Bright and early Wednesday morning, the truck from Petula Plants rolled off the ferry accompanied by Petula owners Tonya Cole and Molly Malecki. They headed straight to Hazel Miller Plaza, where they were met by city parks staff and an army of Floretum volunteers armed with trowels, who went right to work putting more than 1,000 plants in the ground.
But it’s more than just a beautiful floral display. Hazel Miller Plaza is also a test garden for a collection of uncommon and exotic plants, many native to warmer and drier climes, to see how well they do in the Pacific Northwest.
“This is the third year we’ve worked with the City of Edmonds and Floretum on this,” said Cole. “We provide the plant materials and the expertise, the Floretum Garden Club donates the labor to plant them, and the city provides the space and general maintenance. We get a test garden, and Edmonds gets a gorgeous public space. It’s a real win-win! And I can’t say enough about the volunteers from Floretum. These folks are real experts at getting plants in the ground fast and right, giving them a solid start and the best chance of survival.”
Added Malecki: “Hazel Miller Plaza is really a jewel box of a garden. The planters, patio and fountain create the perfect ambiance, and the configuration of the surrounding buildings combined with the southwest exposure concentrates sunlight and warmth to create a micro-climate able to support plants that don’t normally thrive here, so we’re adding a few of these to see how they do.”
Many plants will be labeled for identification. As a wholesaler Petula does not sell to individuals, but rather to retail nurseries throughout the region, many right in our neighborhood.

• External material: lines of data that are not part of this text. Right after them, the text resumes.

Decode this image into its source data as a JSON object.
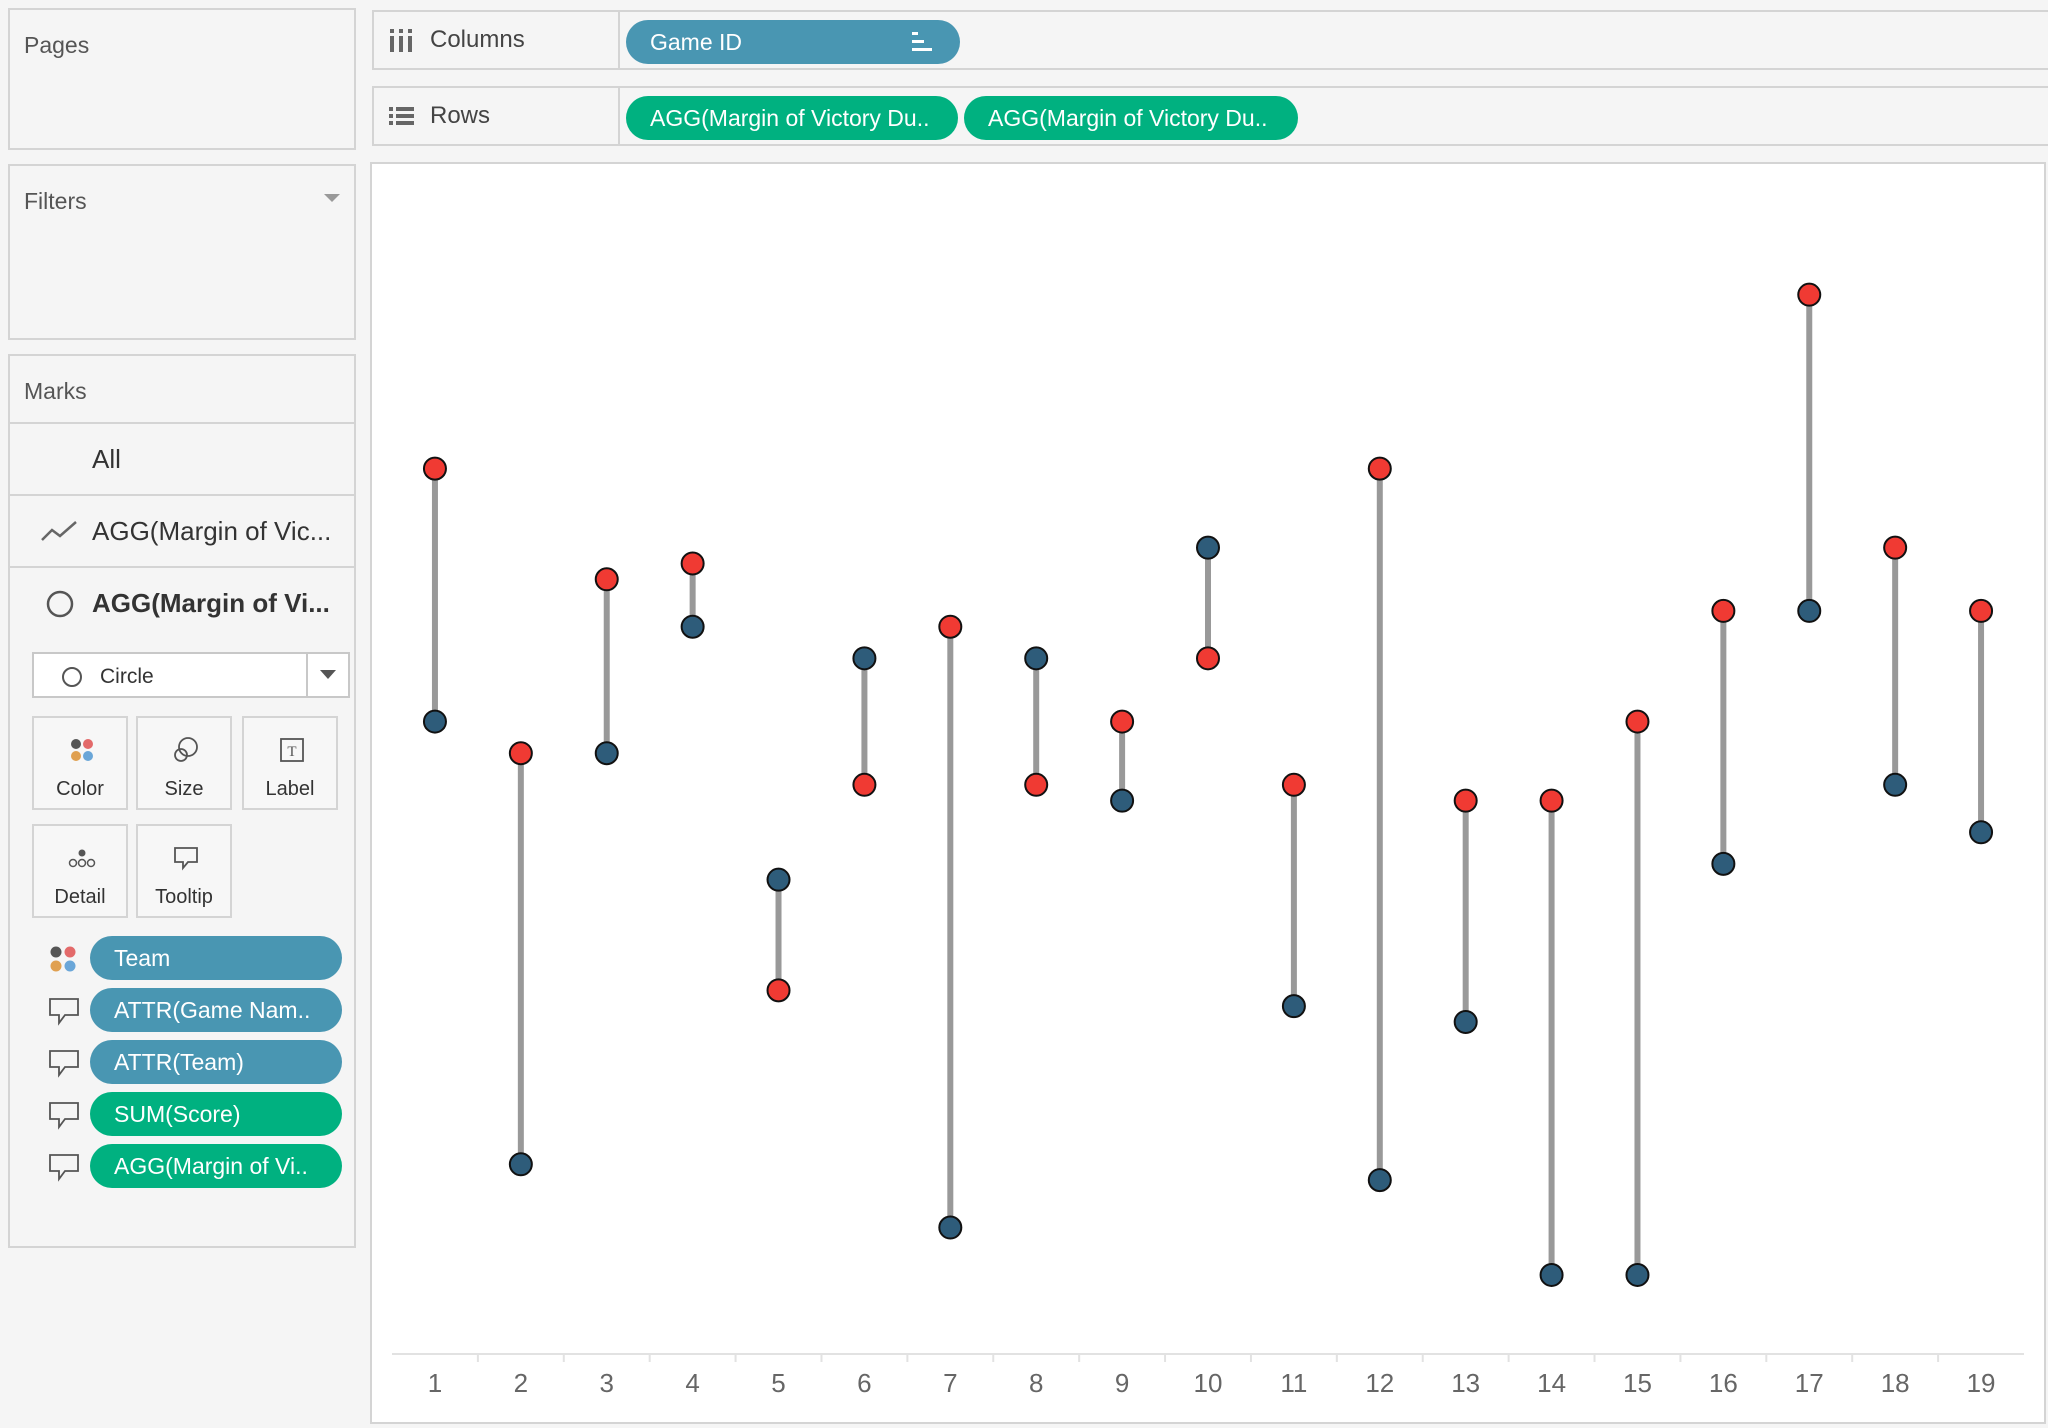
{
  "pages": {
    "title": "Pages"
  },
  "filters": {
    "title": "Filters"
  },
  "columns_shelf": {
    "label": "Columns",
    "pills": [
      "Game ID"
    ]
  },
  "rows_shelf": {
    "label": "Rows",
    "pills": [
      "AGG(Margin of Victory Du..",
      "AGG(Margin of Victory Du.."
    ]
  },
  "marks": {
    "title": "Marks",
    "cards": [
      "All",
      "AGG(Margin of Vic...",
      "AGG(Margin of Vi..."
    ],
    "mark_type": "Circle",
    "buttons": [
      "Color",
      "Size",
      "Label",
      "Detail",
      "Tooltip"
    ],
    "fields": [
      {
        "label": "Team",
        "role": "color",
        "kind": "dimension"
      },
      {
        "label": "ATTR(Game Nam..",
        "role": "tooltip",
        "kind": "dimension"
      },
      {
        "label": "ATTR(Team)",
        "role": "tooltip",
        "kind": "dimension"
      },
      {
        "label": "SUM(Score)",
        "role": "tooltip",
        "kind": "measure"
      },
      {
        "label": "AGG(Margin of Vi..",
        "role": "tooltip",
        "kind": "measure"
      }
    ]
  },
  "colors": {
    "dimension_pill": "#4996b2",
    "measure_pill": "#00b180",
    "red_point": "#f03a33",
    "blue_point": "#2e5c7a",
    "connector": "#999999"
  },
  "chart_data": {
    "type": "scatter",
    "title": "",
    "xlabel": "",
    "ylabel": "",
    "categories": [
      "1",
      "2",
      "3",
      "4",
      "5",
      "6",
      "7",
      "8",
      "9",
      "10",
      "11",
      "12",
      "13",
      "14",
      "15",
      "16",
      "17",
      "18",
      "19"
    ],
    "series": [
      {
        "values": [
          2.8,
          1.0,
          2.1,
          2.2,
          -0.5,
          0.8,
          1.8,
          0.8,
          1.2,
          1.6,
          0.8,
          2.8,
          0.7,
          0.7,
          1.2,
          1.9,
          3.9,
          2.3,
          1.9
        ]
      },
      {
        "values": [
          1.2,
          -1.6,
          1.0,
          1.8,
          0.2,
          1.6,
          -2.0,
          1.6,
          0.7,
          2.3,
          -0.6,
          -1.7,
          -0.7,
          -2.3,
          -2.3,
          0.3,
          1.9,
          0.8,
          0.5
        ]
      }
    ],
    "connectors": true,
    "grid": false,
    "ylim": [
      -2.8,
      4.6
    ]
  }
}
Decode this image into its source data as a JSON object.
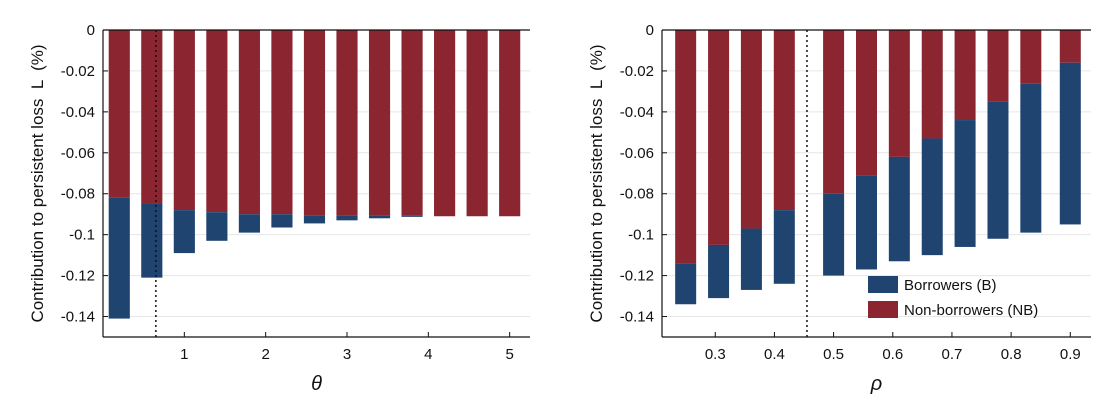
{
  "colors": {
    "borrowers": "#1f4470",
    "non_borrowers": "#8b2530",
    "grid": "#e6e6e6",
    "axis": "#111111"
  },
  "chart_data": [
    {
      "type": "bar",
      "stacked": true,
      "xlabel": "θ",
      "ylabel": "Contribution to persistent loss  L  (%)",
      "ylim": [
        -0.15,
        0.0
      ],
      "yticks": [
        "0",
        "-0.02",
        "-0.04",
        "-0.06",
        "-0.08",
        "-0.1",
        "-0.12",
        "-0.14"
      ],
      "ytick_values": [
        0,
        -0.02,
        -0.04,
        -0.06,
        -0.08,
        -0.1,
        -0.12,
        -0.14
      ],
      "xlim": [
        0.0,
        5.25
      ],
      "xticks": [
        "1",
        "2",
        "3",
        "4",
        "5"
      ],
      "xtick_values": [
        1,
        2,
        3,
        4,
        5
      ],
      "x": [
        0.2,
        0.6,
        1.0,
        1.4,
        1.8,
        2.2,
        2.6,
        3.0,
        3.4,
        3.8,
        4.2,
        4.6,
        5.0
      ],
      "series": [
        {
          "key": "non_borrowers",
          "values": [
            -0.082,
            -0.085,
            -0.088,
            -0.089,
            -0.09,
            -0.09,
            -0.0905,
            -0.0905,
            -0.0905,
            -0.0908,
            -0.091,
            -0.091,
            -0.091
          ]
        },
        {
          "key": "borrowers",
          "values": [
            -0.059,
            -0.036,
            -0.021,
            -0.014,
            -0.009,
            -0.0065,
            -0.004,
            -0.0025,
            -0.0015,
            -0.0005,
            0,
            0,
            0
          ]
        }
      ],
      "vline": 0.65,
      "grid": true
    },
    {
      "type": "bar",
      "stacked": true,
      "xlabel": "ρ",
      "ylabel": "Contribution to persistent loss  L  (%)",
      "ylim": [
        -0.15,
        0.0
      ],
      "yticks": [
        "0",
        "-0.02",
        "-0.04",
        "-0.06",
        "-0.08",
        "-0.1",
        "-0.12",
        "-0.14"
      ],
      "ytick_values": [
        0,
        -0.02,
        -0.04,
        -0.06,
        -0.08,
        -0.1,
        -0.12,
        -0.14
      ],
      "xlim": [
        0.21,
        0.935
      ],
      "xticks": [
        "0.3",
        "0.4",
        "0.5",
        "0.6",
        "0.7",
        "0.8",
        "0.9"
      ],
      "xtick_values": [
        0.3,
        0.4,
        0.5,
        0.6,
        0.7,
        0.8,
        0.9
      ],
      "x": [
        0.25,
        0.3056,
        0.3611,
        0.4167,
        0.5,
        0.5556,
        0.6111,
        0.6667,
        0.7222,
        0.7778,
        0.8333,
        0.9
      ],
      "series": [
        {
          "key": "non_borrowers",
          "values": [
            -0.114,
            -0.105,
            -0.097,
            -0.088,
            -0.08,
            -0.071,
            -0.062,
            -0.053,
            -0.044,
            -0.035,
            -0.026,
            -0.016
          ]
        },
        {
          "key": "borrowers",
          "values": [
            -0.02,
            -0.026,
            -0.03,
            -0.036,
            -0.04,
            -0.046,
            -0.051,
            -0.057,
            -0.062,
            -0.067,
            -0.073,
            -0.079
          ]
        }
      ],
      "vline": 0.455,
      "grid": true,
      "legend": {
        "placement": "bottom-right",
        "entries": [
          {
            "key": "borrowers",
            "label": "Borrowers (B)"
          },
          {
            "key": "non_borrowers",
            "label": "Non-borrowers (NB)"
          }
        ]
      }
    }
  ]
}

According to Malecki, most of the plants being put in at Hazel Miller can be found at Swanson’s and Sky. “And if they don’t have it, tell them to order it for you from Petula,” she added.
— Story and photos by Larry Vogel
Crowds mob Floretum annual plant sale in support of club’s scholarship fund
May 6, 2017
The new location did nothing to deter crowds from the massively popular Edmonds Floretum Garden Club annual plant sale, held Saturday morning in the Edmonds United Methodist Church parking lot.
As in past years, the crowds began gathering early for the chance to get first pick of more than 1,000 plants, all priced to sell. At the 9 a.m. opening bell, more than 100 eager gardeners rushed in, jostling to be first get their garden-gloved hands on the choicest specimens.
All plants in the sale are donated, and most come from Floretum Club members’ gardens.
“Our members are all avid gardeners,” said club president Sally Wassall, “and each year as their gardens grow they divide up plants that have spread, put them in pots, and store them for this sale. This year we have more than 1,000 plants on sale. I brought more than 100 from my garden alone!”
But the sale has a bigger purpose than just sharing plants.
“It’s our primary source of money for the club’s annual scholarship fund,” explained Wassall. “Last year’s sale brought in more than $2,600, and we were able to offer two scholarships to horticultural students, both of whom could not have paid for college without them. This year’s turnout is amazing, and I’m hoping we can top $3,000. That would mean at least two scholarships, maybe three.”
Previously held in the PCC parking lot at Westgate, this year’s move to the Edmonds United Methodist church at 9th and Caspers did nothing to deter the crowds, and drew all positive comments from club members and plant shoppers.
“I love the new location,” said Floretum Club member Graham Humphrey. “There’s plenty of parking, and it’s safer because the lot isn’t busy with shoppers pulling in and out. Plus we’re right on the main street and visible to anyone driving by. And even the weather cooperated!”